Here are some of the highlights.
- The unemployment rate for December decreased to 9.4% from 9.8%
- There were 113,000 new private sector jobs created in December; government shed 10,000 jobs; for a net increase of 103,000
- Weekly new claims for unemployment rose by 18,000 and seasonally adjusted continued claims decreased by 47,000
- The final jobs tally for October and November 2010 were revised upwards by 70,000
Depending upon your perspective, expectations and analysis, the report can be seen as positive or troubling.
- It’s good that 113,000 new private sector jobs were created, but most analysts and economists expected the number to be at least 147,000.
- On average, there were 128,000 new jobs created in each of the past three months. However, this is roughly the number of new jobs required to keep pace with the population growth.
- The four-week average of new jobs claim is approximately 411,000. Economists describe modest job growth when the number falls below 425,000, and many believe it must drop below 375,000 to see any appreciable change in the unemployment rate.
- The 0.4% decline in the unemployment rate is primarily attributable to a change in the way the DOL calculates the rate. The key driver of the decline is the exclusion of people who have stopped looking for work.
Listen carefully to the pundits and politicians. Many will trumpet the decline as a sign that their policies are working. At the same time, they’re cagy enough to proffer a warning not to expect the unemployment rate to dramatically decrease any time soon.
Even with the current job-growth trends, most economists don’t expect the unemployment rate to drop below 9% until 2012. The reason – as the job market improves those who have given up looking for work will return to seeking employment. Once they resume their job search, they will be included in the unemployment stats and will be counted as unemployed until they find a job. Bottom line… if you’re unemployed, discouraged and not actively looking for work, you’re not counted as unemployed. You’re only counted if you’re actively seeking employment.
The unemployment rate is only an estimate, and it’s acceptable for the DOL to change the methodology. However, I think it’s disingenuous to argue that things are getting much better when all you have done is change a statistical method and exclude a certain group of people.

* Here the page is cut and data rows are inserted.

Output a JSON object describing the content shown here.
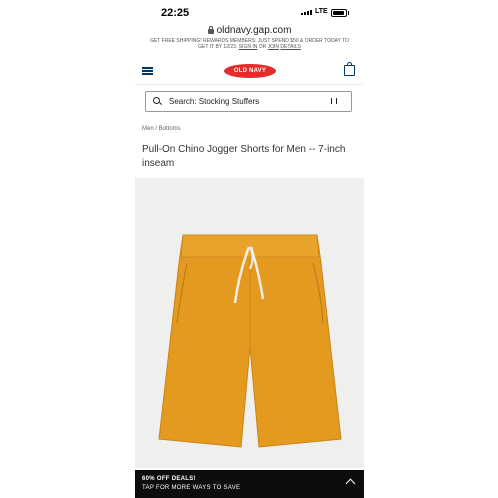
{
  "status_bar": {
    "time": "22:25",
    "network": "LTE"
  },
  "browser": {
    "url": "oldnavy.gap.com"
  },
  "promo_banner": {
    "line1": "GET FREE SHIPPING! REWARDS MEMBERS: JUST SPEND $50 & ORDER TODAY TO",
    "line2_prefix": "GET IT BY 12/23.",
    "sign_in": "SIGN IN",
    "or": "OR",
    "join": "JOIN",
    "details": "details"
  },
  "header": {
    "logo": "OLD NAVY",
    "icons": [
      "menu-icon",
      "shopping-bag-icon"
    ]
  },
  "search": {
    "label": "Search: Stocking Stuffers",
    "icons": [
      "search-icon",
      "pause-icon"
    ]
  },
  "breadcrumb": "Men / Bottoms",
  "product": {
    "title": "Pull-On Chino Jogger Shorts for Men -- 7-inch inseam",
    "image_color": "#e39a1f"
  },
  "deal_bar": {
    "title": "60% OFF DEALS!",
    "subtitle": "TAP FOR MORE WAYS TO SAVE",
    "icon": "chevron-up-icon"
  },
  "colors": {
    "brand_red": "#e52c2c",
    "navy": "#003764"
  }
}
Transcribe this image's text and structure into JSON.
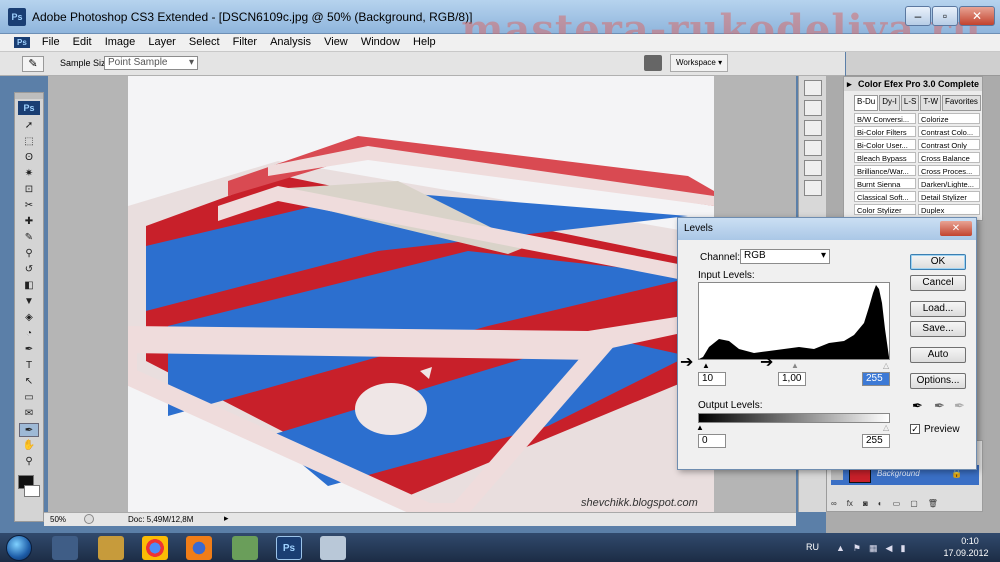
{
  "window": {
    "app_logo": "Ps",
    "title": "Adobe Photoshop CS3 Extended - [DSCN6109c.jpg @ 50% (Background, RGB/8)]"
  },
  "watermark": "mastera-rukodeliya.ru",
  "menu": [
    "File",
    "Edit",
    "Image",
    "Layer",
    "Select",
    "Filter",
    "Analysis",
    "View",
    "Window",
    "Help"
  ],
  "options_bar": {
    "sample_size_label": "Sample Size:",
    "sample_size_value": "Point Sample",
    "workspace_label": "Workspace"
  },
  "tools": [
    "move-tool",
    "marquee-tool",
    "lasso-tool",
    "magic-wand-tool",
    "crop-tool",
    "slice-tool",
    "healing-tool",
    "brush-tool",
    "clone-tool",
    "history-brush-tool",
    "eraser-tool",
    "paint-bucket-tool",
    "blur-tool",
    "dodge-tool",
    "pen-tool",
    "type-tool",
    "path-select-tool",
    "shape-tool",
    "notes-tool",
    "eyedropper-tool",
    "hand-tool",
    "zoom-tool"
  ],
  "tools_logo": "Ps",
  "photo": {
    "caption": "shevchikk.blogspot.com",
    "colors": {
      "red": "#c8202a",
      "blue": "#2c6fcf",
      "trim": "#e7c7c9"
    }
  },
  "status": {
    "zoom": "50%",
    "doc": "Doc: 5,49M/12,8M"
  },
  "color_efex": {
    "title": "Color Efex Pro 3.0 Complete",
    "tabs": [
      "B-Du",
      "Dy-I",
      "L-S",
      "T-W",
      "Favorites"
    ],
    "filters": [
      [
        "B/W Conversi...",
        "Colorize"
      ],
      [
        "Bi-Color Filters",
        "Contrast Colo..."
      ],
      [
        "Bi-Color User...",
        "Contrast Only"
      ],
      [
        "Bleach Bypass",
        "Cross Balance"
      ],
      [
        "Brilliance/War...",
        "Cross Proces..."
      ],
      [
        "Burnt Sienna",
        "Darken/Lighte..."
      ],
      [
        "Classical Soft...",
        "Detail Stylizer"
      ],
      [
        "Color Stylizer",
        "Duplex"
      ]
    ]
  },
  "layers": {
    "layer_name": "Background"
  },
  "levels": {
    "title": "Levels",
    "channel_label": "Channel:",
    "channel_value": "RGB",
    "input_label": "Input Levels:",
    "input_black": "10",
    "input_gamma": "1,00",
    "input_white": "255",
    "output_label": "Output Levels:",
    "output_black": "0",
    "output_white": "255",
    "buttons": {
      "ok": "OK",
      "cancel": "Cancel",
      "load": "Load...",
      "save": "Save...",
      "auto": "Auto",
      "options": "Options..."
    },
    "preview_label": "Preview",
    "preview_checked": true
  },
  "taskbar": {
    "lang": "RU",
    "time": "0:10",
    "date": "17.09.2012"
  }
}
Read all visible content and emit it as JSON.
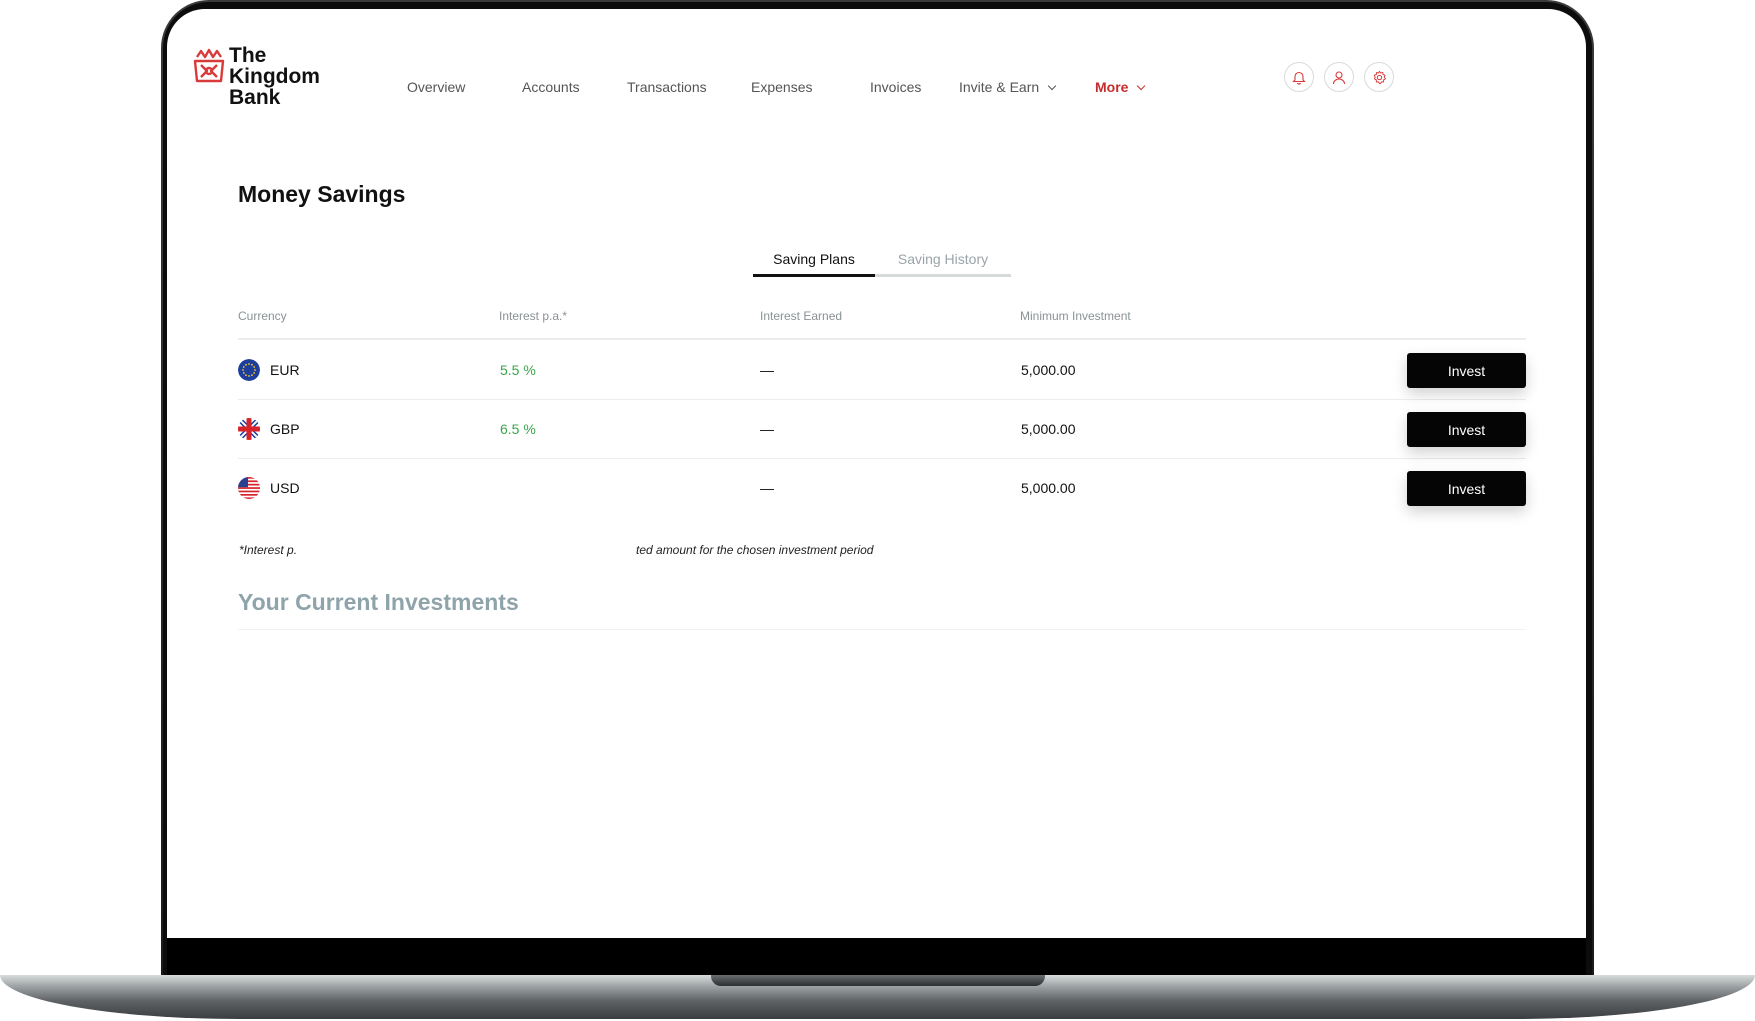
{
  "brand": {
    "name_lines": [
      "The",
      "Kingdom",
      "Bank"
    ],
    "accent": "#c42d2d"
  },
  "nav": {
    "items": [
      {
        "label": "Overview"
      },
      {
        "label": "Accounts"
      },
      {
        "label": "Transactions"
      },
      {
        "label": "Expenses"
      },
      {
        "label": "Invoices"
      },
      {
        "label": "Invite & Earn"
      },
      {
        "label": "More"
      }
    ],
    "active": "More"
  },
  "header_icons": [
    "bell-icon",
    "user-icon",
    "settings-icon"
  ],
  "page": {
    "title": "Money Savings"
  },
  "tabs": [
    {
      "label": "Saving Plans"
    },
    {
      "label": "Saving History"
    }
  ],
  "table": {
    "columns": [
      "Currency",
      "Interest p.a.*",
      "Interest Earned",
      "Minimum Investment"
    ],
    "rows": [
      {
        "currency": "EUR",
        "flag": "eu-flag-icon",
        "interest": "5.5 %",
        "earned": "—",
        "minimum": "5,000.00",
        "action": "Invest"
      },
      {
        "currency": "GBP",
        "flag": "uk-flag-icon",
        "interest": "6.5 %",
        "earned": "—",
        "minimum": "5,000.00",
        "action": "Invest"
      },
      {
        "currency": "USD",
        "flag": "us-flag-icon",
        "interest": "",
        "earned": "—",
        "minimum": "5,000.00",
        "action": "Invest"
      }
    ]
  },
  "footnote": {
    "left": "*Interest p.",
    "right": "ted amount for the chosen investment period"
  },
  "section": {
    "title": "Your Current Investments"
  }
}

Truthfully, no one really knows what the unemployment rate really is. However, the expectation that the rate isn’t going to change significantly in the near term, despite positive job creation numbers is a tacit acknowledgement that the rate is higher than 9.4%, maybe much higher.

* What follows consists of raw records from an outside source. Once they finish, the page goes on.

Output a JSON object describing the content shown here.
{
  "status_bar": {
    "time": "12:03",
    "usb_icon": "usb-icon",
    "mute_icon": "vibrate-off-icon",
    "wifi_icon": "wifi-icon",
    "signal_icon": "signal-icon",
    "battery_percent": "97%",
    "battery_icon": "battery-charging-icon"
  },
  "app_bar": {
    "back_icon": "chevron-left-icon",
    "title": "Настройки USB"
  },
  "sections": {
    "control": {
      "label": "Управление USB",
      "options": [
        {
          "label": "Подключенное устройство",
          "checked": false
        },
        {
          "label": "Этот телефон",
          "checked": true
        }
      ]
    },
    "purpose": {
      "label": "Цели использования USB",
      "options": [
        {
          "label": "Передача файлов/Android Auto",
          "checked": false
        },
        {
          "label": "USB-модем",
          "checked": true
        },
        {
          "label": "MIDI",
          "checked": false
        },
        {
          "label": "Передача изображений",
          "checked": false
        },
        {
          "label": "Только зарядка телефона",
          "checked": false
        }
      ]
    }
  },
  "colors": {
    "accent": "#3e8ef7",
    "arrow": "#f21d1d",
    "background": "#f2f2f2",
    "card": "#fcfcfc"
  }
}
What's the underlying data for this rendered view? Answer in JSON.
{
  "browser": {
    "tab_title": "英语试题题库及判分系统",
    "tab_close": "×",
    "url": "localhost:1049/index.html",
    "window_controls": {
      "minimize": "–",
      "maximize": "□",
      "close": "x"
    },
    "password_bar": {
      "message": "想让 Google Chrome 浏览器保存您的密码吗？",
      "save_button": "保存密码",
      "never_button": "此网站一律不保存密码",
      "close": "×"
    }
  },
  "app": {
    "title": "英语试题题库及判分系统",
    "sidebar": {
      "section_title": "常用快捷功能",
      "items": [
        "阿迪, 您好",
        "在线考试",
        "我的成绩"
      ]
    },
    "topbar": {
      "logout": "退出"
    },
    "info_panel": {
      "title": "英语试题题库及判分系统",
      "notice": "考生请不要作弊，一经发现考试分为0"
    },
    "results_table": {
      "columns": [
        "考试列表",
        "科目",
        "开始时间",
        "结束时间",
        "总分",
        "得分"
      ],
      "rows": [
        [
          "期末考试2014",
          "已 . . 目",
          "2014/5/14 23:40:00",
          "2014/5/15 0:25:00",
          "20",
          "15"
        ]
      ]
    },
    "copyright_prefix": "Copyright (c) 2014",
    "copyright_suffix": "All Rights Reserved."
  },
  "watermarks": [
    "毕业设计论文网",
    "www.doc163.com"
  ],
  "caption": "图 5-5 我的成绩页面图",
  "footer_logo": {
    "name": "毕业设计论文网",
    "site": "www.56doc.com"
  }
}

Thanks for this post. I most surely agree with what you are saying. I have been talking about this subject a lot lately with my father so most probably this will get him to see my point of view. Fingers crossed!
Just take the numbers they post and double them if you want an accurate figure. They don’t include the millions of poor suckers that took the gov’t grants to go to college who will also borrow money to finish their “higher” educations only to discover there won’t be jobs for them by the time they graduate. Around here thousands dove into nursing, now there are too many graduates and no jobs closeby and the starting pay is plummeting when there are openings. Starting pay for nursing jobs $12 on the worst shifts in larger cities, you can’t live on it in those places. So if you drive 100 miles to get there at $3 gal fuel , you do the math.